‘Challenge the Bible to promote LGBT rights abroad’ says Govt agency report

The interpretation of sacred texts should be challenged, ‘queer theology’ should be promoted in seminaries and Sunday schools should talk about abortion, according to a report from a taxpayer-funded group.

The extraordinary remarks came in a document from Wilton Park, a foreign affairs discussion organisation, tied to the Foreign and Commonwealth Office.

Dismissing marriage as “part of heteronormative society”, it affirms polyamorous and bisexual relationships and suggests the words “male” and “female” are not the only way to describe gender.

Well-financed

The report was produced after a meeting on the “intersection of faith and human rights of LGBTI+ persons” – attended by 64 unnamed people from 27 countries.

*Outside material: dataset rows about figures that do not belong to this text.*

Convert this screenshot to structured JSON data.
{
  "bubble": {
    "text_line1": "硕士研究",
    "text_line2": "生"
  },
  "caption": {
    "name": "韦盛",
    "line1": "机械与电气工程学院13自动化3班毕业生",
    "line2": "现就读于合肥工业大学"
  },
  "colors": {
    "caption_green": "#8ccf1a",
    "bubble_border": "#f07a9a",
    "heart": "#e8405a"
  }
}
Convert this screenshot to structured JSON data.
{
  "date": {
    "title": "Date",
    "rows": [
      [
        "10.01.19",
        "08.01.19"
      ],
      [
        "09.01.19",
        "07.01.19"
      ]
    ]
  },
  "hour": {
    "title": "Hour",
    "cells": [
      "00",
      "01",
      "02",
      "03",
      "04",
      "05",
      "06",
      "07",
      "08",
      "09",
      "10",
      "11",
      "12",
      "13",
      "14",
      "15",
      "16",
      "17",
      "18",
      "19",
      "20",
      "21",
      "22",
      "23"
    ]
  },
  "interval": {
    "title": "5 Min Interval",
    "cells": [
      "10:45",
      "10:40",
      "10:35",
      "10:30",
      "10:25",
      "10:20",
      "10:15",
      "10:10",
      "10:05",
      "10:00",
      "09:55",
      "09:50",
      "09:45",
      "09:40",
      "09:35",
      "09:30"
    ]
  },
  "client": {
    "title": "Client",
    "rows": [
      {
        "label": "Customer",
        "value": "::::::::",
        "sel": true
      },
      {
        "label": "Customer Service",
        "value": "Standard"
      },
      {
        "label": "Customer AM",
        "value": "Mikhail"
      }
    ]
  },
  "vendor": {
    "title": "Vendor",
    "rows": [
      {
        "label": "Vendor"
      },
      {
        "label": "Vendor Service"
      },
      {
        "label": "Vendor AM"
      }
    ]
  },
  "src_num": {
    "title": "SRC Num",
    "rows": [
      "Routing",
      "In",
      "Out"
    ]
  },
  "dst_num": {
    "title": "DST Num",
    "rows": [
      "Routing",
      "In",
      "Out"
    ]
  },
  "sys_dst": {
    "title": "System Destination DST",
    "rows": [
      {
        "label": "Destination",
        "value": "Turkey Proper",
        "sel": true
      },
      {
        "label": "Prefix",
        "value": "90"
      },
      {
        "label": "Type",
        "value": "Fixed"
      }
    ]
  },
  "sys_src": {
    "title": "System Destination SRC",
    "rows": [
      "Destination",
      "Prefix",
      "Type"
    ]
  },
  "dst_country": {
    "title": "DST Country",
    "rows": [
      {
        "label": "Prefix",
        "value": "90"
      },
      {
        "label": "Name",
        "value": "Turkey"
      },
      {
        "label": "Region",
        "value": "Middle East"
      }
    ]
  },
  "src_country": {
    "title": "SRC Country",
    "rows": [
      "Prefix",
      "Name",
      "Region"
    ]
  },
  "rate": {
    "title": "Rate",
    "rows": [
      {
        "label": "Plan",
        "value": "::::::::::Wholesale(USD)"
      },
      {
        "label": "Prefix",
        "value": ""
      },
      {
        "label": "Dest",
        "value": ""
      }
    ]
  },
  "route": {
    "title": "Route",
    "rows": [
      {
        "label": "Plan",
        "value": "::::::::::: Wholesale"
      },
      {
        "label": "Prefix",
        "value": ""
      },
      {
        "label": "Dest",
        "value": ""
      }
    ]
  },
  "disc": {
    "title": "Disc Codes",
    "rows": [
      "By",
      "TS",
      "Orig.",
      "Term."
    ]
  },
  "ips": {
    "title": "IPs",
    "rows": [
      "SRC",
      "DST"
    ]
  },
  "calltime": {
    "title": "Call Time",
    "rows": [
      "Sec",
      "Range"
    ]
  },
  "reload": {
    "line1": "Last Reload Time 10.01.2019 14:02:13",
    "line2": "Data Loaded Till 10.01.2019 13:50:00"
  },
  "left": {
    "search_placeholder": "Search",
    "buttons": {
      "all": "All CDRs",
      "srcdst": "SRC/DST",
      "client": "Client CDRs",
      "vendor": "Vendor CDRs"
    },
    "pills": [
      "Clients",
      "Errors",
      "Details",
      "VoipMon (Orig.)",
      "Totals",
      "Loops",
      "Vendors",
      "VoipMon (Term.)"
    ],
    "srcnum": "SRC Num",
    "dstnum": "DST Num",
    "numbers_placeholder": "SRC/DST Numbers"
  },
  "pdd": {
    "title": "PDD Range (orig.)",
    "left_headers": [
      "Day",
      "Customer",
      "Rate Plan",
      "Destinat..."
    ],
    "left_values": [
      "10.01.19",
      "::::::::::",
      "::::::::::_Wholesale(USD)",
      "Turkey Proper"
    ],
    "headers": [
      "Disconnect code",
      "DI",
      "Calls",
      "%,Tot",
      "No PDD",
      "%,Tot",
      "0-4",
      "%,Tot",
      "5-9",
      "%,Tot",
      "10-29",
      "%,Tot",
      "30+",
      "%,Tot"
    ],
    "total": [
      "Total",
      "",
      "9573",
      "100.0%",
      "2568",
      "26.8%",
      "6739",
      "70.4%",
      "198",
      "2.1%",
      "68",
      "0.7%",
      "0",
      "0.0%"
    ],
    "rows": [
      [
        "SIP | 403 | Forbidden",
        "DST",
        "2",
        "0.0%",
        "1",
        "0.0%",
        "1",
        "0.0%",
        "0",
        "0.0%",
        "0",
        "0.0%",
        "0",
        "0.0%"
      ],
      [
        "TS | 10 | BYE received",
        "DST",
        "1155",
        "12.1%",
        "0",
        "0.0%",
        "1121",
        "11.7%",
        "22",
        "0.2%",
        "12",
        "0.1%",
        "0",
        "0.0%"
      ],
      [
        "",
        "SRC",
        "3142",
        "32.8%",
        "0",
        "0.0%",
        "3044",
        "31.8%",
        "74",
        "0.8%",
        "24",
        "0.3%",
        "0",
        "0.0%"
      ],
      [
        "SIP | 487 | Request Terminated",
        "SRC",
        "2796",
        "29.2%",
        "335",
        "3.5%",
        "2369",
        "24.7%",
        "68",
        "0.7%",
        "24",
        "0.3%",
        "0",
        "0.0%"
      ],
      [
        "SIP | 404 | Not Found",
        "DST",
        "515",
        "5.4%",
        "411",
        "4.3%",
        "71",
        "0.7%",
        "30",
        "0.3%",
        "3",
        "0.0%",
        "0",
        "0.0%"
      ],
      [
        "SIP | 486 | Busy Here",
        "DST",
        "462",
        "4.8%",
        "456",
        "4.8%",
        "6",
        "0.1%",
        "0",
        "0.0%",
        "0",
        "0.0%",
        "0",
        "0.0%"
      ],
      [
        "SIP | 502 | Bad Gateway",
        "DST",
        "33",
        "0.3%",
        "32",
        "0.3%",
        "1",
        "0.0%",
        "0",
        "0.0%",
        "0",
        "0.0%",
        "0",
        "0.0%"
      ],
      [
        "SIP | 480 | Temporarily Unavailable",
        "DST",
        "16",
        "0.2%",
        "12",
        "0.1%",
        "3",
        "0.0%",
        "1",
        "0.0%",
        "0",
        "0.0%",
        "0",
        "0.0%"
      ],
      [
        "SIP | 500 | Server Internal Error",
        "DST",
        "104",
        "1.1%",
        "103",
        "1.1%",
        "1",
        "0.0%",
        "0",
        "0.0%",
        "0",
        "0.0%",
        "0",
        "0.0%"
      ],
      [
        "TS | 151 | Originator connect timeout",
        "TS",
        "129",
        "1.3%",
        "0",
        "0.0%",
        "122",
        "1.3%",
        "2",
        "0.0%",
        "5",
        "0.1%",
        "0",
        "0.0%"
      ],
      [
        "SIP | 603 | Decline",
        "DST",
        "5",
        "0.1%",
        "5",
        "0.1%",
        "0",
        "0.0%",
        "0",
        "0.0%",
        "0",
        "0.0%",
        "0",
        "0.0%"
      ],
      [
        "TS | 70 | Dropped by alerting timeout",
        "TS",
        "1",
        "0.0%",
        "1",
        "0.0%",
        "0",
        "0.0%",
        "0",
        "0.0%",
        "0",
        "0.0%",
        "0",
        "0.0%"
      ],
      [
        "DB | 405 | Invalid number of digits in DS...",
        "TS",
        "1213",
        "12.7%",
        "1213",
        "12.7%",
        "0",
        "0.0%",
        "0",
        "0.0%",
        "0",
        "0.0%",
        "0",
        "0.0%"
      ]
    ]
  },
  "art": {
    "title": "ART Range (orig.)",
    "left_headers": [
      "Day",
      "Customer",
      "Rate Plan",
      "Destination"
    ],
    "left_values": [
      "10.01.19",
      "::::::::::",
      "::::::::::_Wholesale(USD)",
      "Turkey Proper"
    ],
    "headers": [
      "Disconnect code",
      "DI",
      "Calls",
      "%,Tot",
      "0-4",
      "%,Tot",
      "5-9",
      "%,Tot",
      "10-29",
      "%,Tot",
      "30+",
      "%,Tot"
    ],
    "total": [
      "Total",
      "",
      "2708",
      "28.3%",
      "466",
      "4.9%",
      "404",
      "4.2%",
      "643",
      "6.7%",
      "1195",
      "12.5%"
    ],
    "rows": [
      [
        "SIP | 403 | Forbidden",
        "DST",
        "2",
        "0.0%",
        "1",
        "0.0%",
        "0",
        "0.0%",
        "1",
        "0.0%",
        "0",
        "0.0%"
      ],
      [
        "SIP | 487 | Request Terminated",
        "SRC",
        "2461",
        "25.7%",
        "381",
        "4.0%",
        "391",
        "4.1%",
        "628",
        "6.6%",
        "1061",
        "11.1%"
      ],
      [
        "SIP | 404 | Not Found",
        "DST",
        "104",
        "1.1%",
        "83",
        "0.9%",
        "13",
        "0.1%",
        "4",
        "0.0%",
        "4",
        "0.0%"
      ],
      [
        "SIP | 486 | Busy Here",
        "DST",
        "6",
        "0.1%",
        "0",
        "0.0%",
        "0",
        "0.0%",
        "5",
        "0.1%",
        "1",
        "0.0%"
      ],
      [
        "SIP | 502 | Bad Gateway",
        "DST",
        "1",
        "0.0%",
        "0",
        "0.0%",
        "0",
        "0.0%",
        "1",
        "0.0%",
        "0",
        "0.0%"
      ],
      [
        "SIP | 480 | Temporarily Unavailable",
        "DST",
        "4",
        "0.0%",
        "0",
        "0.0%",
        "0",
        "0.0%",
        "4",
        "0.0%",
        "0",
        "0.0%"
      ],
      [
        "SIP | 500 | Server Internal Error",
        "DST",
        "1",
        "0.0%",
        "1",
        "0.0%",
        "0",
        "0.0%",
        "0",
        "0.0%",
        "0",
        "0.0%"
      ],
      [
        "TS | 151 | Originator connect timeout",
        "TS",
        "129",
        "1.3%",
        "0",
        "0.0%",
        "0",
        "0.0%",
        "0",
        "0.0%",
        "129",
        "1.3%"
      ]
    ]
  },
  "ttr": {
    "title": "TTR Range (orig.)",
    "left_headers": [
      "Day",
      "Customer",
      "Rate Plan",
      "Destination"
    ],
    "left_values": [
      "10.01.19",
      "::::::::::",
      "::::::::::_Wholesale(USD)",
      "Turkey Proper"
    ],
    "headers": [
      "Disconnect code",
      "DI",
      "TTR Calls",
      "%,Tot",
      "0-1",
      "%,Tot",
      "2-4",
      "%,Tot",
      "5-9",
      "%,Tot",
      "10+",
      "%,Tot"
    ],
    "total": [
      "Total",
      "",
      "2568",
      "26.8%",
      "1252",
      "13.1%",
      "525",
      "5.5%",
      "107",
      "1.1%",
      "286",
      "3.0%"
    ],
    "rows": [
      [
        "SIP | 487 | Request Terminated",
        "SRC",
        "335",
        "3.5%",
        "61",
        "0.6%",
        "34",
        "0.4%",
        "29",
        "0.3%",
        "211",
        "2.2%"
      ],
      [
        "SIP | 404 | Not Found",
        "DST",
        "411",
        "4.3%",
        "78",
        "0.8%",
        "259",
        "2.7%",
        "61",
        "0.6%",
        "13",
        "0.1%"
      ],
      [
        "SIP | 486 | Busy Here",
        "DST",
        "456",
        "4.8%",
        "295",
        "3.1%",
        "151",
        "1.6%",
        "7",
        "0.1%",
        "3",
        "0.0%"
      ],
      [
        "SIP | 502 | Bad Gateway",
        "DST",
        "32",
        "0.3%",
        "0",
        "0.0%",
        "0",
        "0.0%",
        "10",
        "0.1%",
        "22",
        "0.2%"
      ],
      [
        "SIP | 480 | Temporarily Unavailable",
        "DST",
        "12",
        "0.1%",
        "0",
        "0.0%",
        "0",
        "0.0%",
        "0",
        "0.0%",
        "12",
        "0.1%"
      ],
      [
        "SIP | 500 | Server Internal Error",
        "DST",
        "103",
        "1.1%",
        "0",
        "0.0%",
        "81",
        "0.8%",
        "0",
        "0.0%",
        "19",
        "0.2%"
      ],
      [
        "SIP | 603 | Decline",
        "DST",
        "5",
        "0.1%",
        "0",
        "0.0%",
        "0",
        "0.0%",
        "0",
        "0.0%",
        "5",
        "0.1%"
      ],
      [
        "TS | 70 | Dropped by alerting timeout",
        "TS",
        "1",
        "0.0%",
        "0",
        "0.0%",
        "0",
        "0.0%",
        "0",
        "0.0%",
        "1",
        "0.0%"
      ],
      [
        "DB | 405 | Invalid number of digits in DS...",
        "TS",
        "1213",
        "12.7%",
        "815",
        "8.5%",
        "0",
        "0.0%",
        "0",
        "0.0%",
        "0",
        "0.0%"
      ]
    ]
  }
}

It was formed in association with the Arcus Foundation, a well-financed pro-LGBT group which has previously given money to homosexual lobby group Stonewall.

‘Hatred’

The report claims that “people of faith” are responsible for “hatred, prejudice, and discrimination” against LGBT people.

Its solutions include:

• “challenging the interpretation of sacred texts”;

• Promoting “queer theology” in seminaries;

• Telling Western churches to “stipulate” that money sent to congregations in the developing world “is not used for the promotion of hatred”.

• And encouraging Sunday school teachers to “address sexual and reproductive health and rights” – often a euphemism for abortion.

‘Fellow apes’

Wilton Park was founded over seventy years ago and regularly hosts discussions on controversial issues – in May it had a meeting on measuring “abortion quality”.

It is an executive agency, sponsored by the Foreign and Commonwealth Office, is taxpayer-funded, and is ultimately accountable to the Foreign Secretary.

The Arcus Foundation states that one of its aims is to “ensure that LGBT people and our fellow apes thrive in a world where social and environmental justice are a reality”.

Transsexual funding

Its latest accounts, from 2015, show it received over $30 million in contributions.

Last year it sought to “educate” people in America against so-called bathroom bills, claiming they were “anti-trans”.

In 2015 BuzzFeed reported that the Foundation contributed $15m to transsexual causes worldwide.

Last month the organisation announced financial backing to counter “conservative religious voices” in Africa.